Teresa Vander Meer-Chassé (b. 1992) is a proud member of the White River First Nation of Beaver Creek, Yukon and Alaska. Her beadwork is inspired by the strong women in her life, her mother, aunts, and grandmothers and the support of the caring men in her life, her father, uncles, cousins, and grandfathers. Teresa is mostly a self-taught artist however her Grandma Marilyn, an Upper Tanana Elder and residential school Survivor, encouraged her to start by providing her with supplies, examples, and templates. The purpose of the residential schools was to strip Indigenous children of their culture and amalgamate them into “society.” Many Survivors of the schools had to relearn their languages and cultures, including Teresa’s Grandmother. Knowing the importance of cultural revitalization Teresa’s Grandmother encouraged her to bead and sew.

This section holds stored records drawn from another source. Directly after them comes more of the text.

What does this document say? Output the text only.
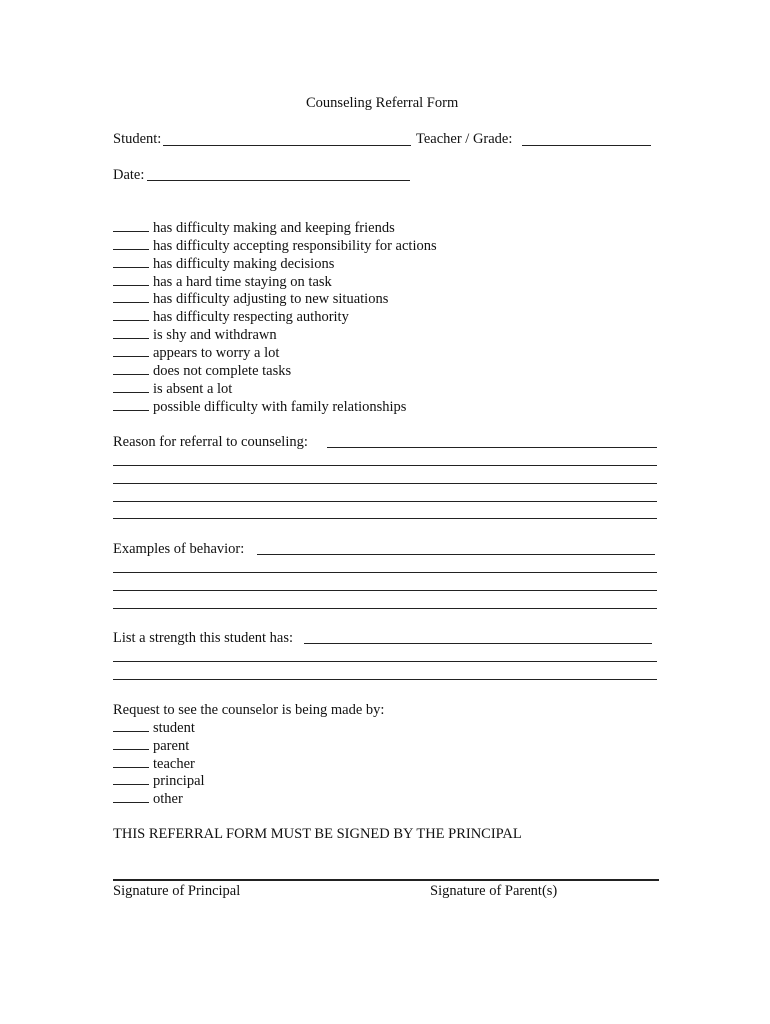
Counseling Referral Form
Student:	Teacher / Grade:
Date:
has difficulty making and keeping friends
has difficulty accepting responsibility for actions
has difficulty making decisions
has a hard time staying on task
has difficulty adjusting to new situations
has difficulty respecting authority
is shy and withdrawn
appears to worry a lot
does not complete tasks
is absent a lot
possible difficulty with family relationships
Reason for referral to counseling:
Examples of behavior:
List a strength this student has:
Request to see the counselor is being made by:
student
parent
teacher
principal
other
THIS REFERRAL FORM MUST BE SIGNED BY THE PRINCIPAL
Signature of Principal	Signature of Parent(s)
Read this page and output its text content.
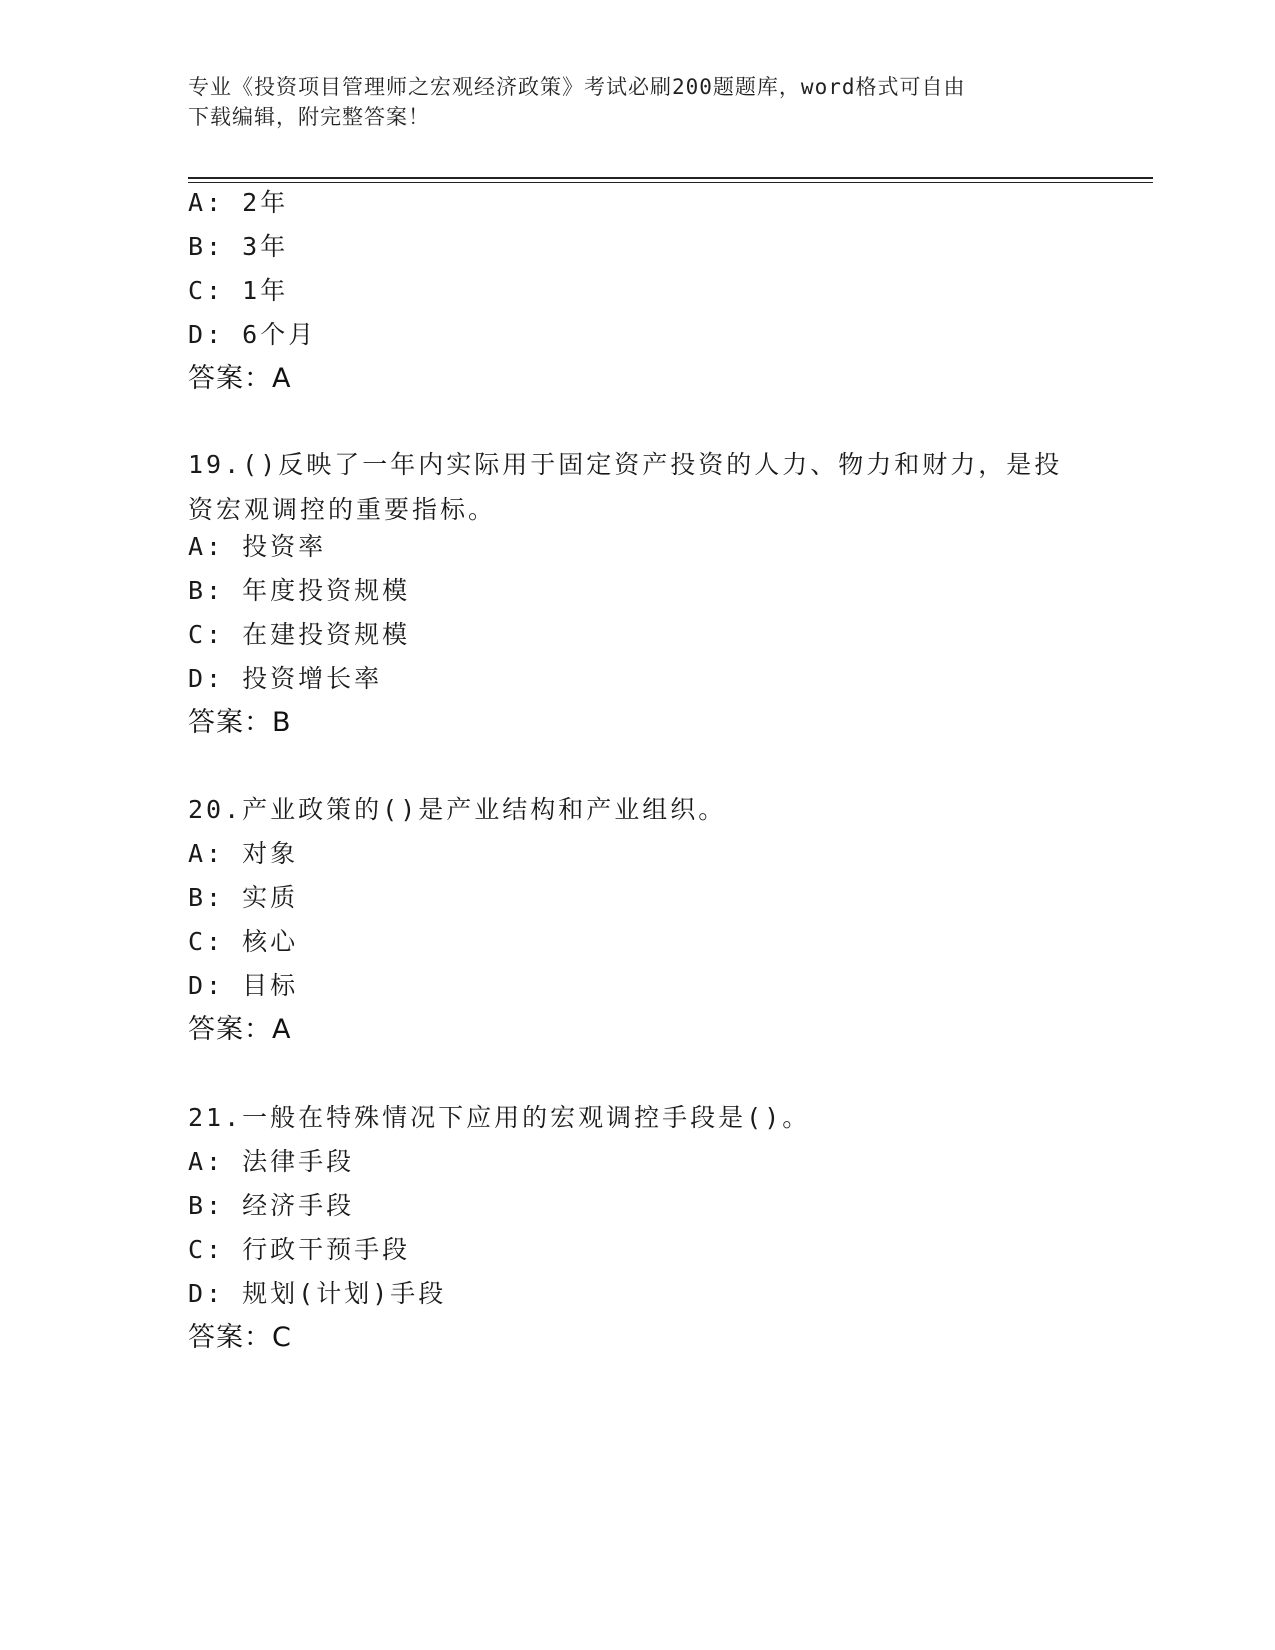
专业《投资项目管理师之宏观经济政策》考试必刷200题题库，word格式可自由
下载编辑，附完整答案！
A: 2年
B: 3年
C: 1年
D: 6个月
答案：A
19.()反映了一年内实际用于固定资产投资的人力、物力和财力，是投
资宏观调控的重要指标。
A: 投资率
B: 年度投资规模
C: 在建投资规模
D: 投资增长率
答案：B
20.产业政策的()是产业结构和产业组织。
A: 对象
B: 实质
C: 核心
D: 目标
答案：A
21.一般在特殊情况下应用的宏观调控手段是()。
A: 法律手段
B: 经济手段
C: 行政干预手段
D: 规划(计划)手段
答案：C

Teresa defines herself as a contemporary Upper Tanana visual artist and garbage beautifier. She primarily works with beads, hides, bones, quills, felts, and abalone. Her collection includes The Pylon, The Shoe, This is Donnie he reminds me of Frank, Headlines, Untitled (Resilience), Sisters, and “Rez Car.” Teresa incorporates her Upper Tanana culture in all the work she creates. She is not afraid of being different and ensures each piece she creates is unique and imaginative.
In 2016, Teresa received a prestigious YVR Youth Scholarship award. This scholarship provided her with $5,000 and a year to complete a piece of work. In May 2017, she presented the work to YVR where it remains on display for yet another year.
Currently, Teresa is collaborating with Nicole Bauberger on a series of raven-inspired sculptural works using found tire remnants. This collaboration is funded by Canada Council for the Arts, to learn more please visit http://www.scavengingforraven.wordpress.com or visit her Facebook page: Ddhalh kit Nelnah’s Beadings (facebook.com/teresasbeadings).
Teresa is a member of the Aboriginal Curatorial Collective and Yukon Art Society.